Rileggendo alcuni post di anni fa, ho notato quanto fossi ripetitiva (succede quando si ha il cuore e l’autostima a brandelli), ma ho notato anche altro. Ho, per esempio, apprezzato la mia politica del non lasciarmi (troppo) andare alla tristezza, allo sconforto emotivo e a post sentimentali. Sì, ancora ci credo che non ho scritto troppi post deprimenti, fate finta di crederci anche voi, thank you. Rileggermi e trovarmi pulled together – quando ricordo quanto fossi scoraggiata e delusa – è stato un sollievo, anche rispetto al delirio a cui continuo ad abbandonarmi ora. Rileggere dei post, mi ha fatto tornare indietro e vedere me stessa con occhi diversi e considerarmi con un po’ più di stima (parolone!).

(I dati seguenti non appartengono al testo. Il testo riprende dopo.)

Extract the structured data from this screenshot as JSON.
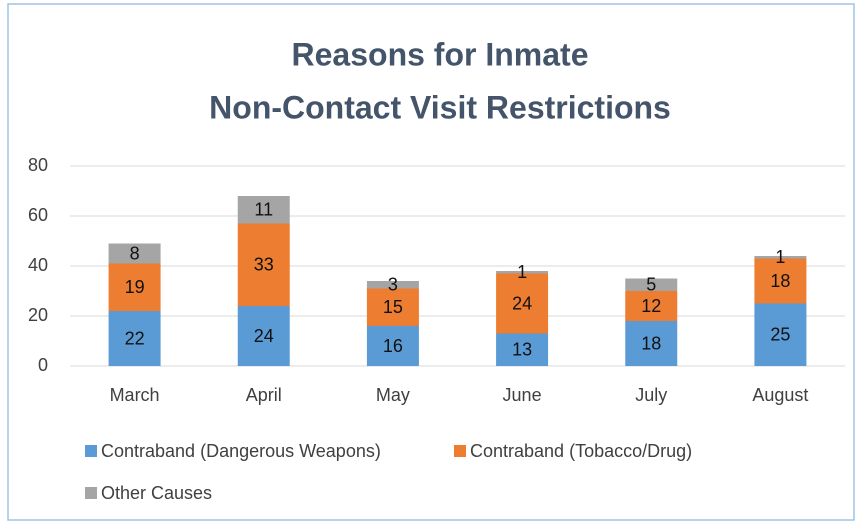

Tuttavia, non so quanto del mio lavoro (per non sbriciolarmi sotto il peso degli eventi e della mia incapacità a gestirli) abbia contribuito a dare un’immagine positiva di me agli altri -alle persone che mi stavano attorno tutti i giorni. C’è chi dice che dell’opinione degli altri non bisogni curarsi poi troppo, forse un giorno ci riuscirò anche io.
• La mia convinzione di non essermi lasciata andare a troppi contributi lacrimevoli nel blog è un indizio del livello di tristezza e di sentimentalismo senza recupero che spadroneggiano nel mio mondo interiore. Insomma, se pensate che quello che ho scritto è triste, non avete idea del buio che mi scende dentro, a volte.
• Mi piaccio di più quando scrivo. Scrivere è come KonMari per il mio mondo interiore. È vero che poi alla fine non butto via nulla (vedi la paura del vuoto di cui sopra), ma dopo aver scritto mi sento più in ordine, divento più vivibile a me stessa.
• La mia tendenza a usare (a droppare) parole inglesi non se ne andrà facilmente – per la verità non sto nemmeno facendo nulla in proposito. Semplicemente mi piace scrivere usando le prime espressioni che mi vengono in mente, o quelle che sembrano più calzanti nella mia mente,
• Apprezzo la capacità di sintesi negli altri, salvo poi non esserne capace io.